Das islamistische Schreckgespenst
Die sogenannte Ennahdha-Bewegung liegt in Tunesien vorn.
Tunis. Die Freude über die ersten freien Wahlen in der Geschichte ihres Landes währte für viele westlich gesinnte Tunesier nur kurz. Am Montag zeichnete sich nach ersten inoffiziellen Berichten ein deutlicher Wahlsieg der islamistischen Ennahdha-Bewegung des 70-jährigen Rachid Ghannouchi ab. Der liberale Bevölkerungsteil fürchtet nun einen für sie dramatischen Wandel des Landes — bis hin zu Kopftuchzwang, Alkoholverbot und getrennten Stränden für Männer und Frauen.
In wieweit diese Sorge berechtigt ist, ist völlig unklar. Im Wahlkampf verkaufte sich die Ennahdha-Bewegung als moderne Partei nach dem Vorbild der türkischen AKP. Niemand werde an den Freiheits- und Bürgerrechten rütteln, sagte Ghannouchi. Auf Parteiveranstaltungen saßen Männer und Frauen dennoch meist getrennt.
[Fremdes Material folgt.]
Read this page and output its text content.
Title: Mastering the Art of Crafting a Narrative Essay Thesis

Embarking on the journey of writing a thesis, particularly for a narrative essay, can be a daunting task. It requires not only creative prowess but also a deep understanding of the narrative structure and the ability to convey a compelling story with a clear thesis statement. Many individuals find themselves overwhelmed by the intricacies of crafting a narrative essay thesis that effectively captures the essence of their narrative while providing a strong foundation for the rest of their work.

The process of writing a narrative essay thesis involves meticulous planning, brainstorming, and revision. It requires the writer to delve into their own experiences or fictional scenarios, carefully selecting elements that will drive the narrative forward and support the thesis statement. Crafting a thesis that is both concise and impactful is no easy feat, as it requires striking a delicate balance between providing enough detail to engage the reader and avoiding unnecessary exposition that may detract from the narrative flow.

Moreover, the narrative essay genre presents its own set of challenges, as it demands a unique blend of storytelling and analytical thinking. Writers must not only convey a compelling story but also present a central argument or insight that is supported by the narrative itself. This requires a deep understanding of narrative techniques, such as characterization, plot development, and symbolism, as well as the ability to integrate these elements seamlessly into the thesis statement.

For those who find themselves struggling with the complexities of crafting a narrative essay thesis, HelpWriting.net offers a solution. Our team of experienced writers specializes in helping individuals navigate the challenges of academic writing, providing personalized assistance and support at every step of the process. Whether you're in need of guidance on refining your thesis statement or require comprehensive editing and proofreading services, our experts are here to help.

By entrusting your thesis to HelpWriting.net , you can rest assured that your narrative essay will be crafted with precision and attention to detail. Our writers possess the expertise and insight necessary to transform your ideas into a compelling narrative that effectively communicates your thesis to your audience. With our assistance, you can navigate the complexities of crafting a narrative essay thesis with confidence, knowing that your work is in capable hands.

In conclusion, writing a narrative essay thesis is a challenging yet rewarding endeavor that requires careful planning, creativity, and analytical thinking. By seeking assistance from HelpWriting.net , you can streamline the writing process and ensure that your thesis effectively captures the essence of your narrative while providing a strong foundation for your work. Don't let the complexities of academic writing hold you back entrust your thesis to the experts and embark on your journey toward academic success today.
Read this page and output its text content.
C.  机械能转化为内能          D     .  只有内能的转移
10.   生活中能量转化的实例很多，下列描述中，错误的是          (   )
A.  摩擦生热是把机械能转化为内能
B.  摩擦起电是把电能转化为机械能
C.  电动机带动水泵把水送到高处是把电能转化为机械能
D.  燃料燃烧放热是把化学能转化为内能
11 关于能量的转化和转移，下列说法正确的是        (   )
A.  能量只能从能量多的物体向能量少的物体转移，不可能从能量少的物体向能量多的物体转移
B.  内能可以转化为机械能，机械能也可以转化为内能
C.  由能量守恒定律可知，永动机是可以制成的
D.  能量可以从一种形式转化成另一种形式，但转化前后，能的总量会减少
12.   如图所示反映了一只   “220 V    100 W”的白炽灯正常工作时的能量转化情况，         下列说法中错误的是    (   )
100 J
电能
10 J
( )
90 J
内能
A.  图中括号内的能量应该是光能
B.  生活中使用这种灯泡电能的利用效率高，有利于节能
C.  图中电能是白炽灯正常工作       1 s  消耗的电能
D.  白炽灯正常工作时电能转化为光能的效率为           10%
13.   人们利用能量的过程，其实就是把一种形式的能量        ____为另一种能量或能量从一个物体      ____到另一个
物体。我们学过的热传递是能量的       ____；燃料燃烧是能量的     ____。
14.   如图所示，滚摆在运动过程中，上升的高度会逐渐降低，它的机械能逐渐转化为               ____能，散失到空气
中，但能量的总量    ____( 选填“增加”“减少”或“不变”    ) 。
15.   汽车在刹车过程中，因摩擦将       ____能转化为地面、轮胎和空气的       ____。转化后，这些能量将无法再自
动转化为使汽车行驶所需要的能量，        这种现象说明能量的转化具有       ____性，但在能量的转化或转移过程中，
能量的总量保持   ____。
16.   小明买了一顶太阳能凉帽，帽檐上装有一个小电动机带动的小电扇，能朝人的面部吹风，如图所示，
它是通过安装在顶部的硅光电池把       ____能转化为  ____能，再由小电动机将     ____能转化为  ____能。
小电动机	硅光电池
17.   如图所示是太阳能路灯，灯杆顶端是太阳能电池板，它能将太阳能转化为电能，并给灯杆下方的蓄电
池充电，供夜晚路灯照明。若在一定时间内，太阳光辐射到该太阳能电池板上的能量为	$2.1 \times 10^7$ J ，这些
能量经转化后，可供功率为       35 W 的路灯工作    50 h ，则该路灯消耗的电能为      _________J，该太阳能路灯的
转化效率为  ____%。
Stark ist die Ennahdha vor allem in den sozial schwachen Gebieten in den Städten und auf dem Land. Als Hoffnungsschimmer für liberale Tunesier gilt, dass Ghannouchi keine größeren echten Bündnispartner hat. Sollte die Ennahdha am Ende deutlich unter der 50-Prozent-Marke liegen, könnten sich die vielen Parteien am anderen Ende des politischen Spektrums zusammenschließen.
Mit großer Sorge wird die derzeitige Ennahdha-Diskussion vor allem in der Tourismusbranche gesehen. Nach den Revolutionsunruhen brach das Urlaubergeschäft um knapp die Hälfte ein. 22 000 Arbeitsplätze gingen verloren, davon 3000 Vollzeitstellen. Aus Angst vor neuer Gewalt meiden bis heute manche Europäer die tunesischen Strände. Bei einer Islamisierung des Landes bestehe die Gefahr, dass die Strände leerblieben, fürchten viele nicht nur in den Touristengebieten.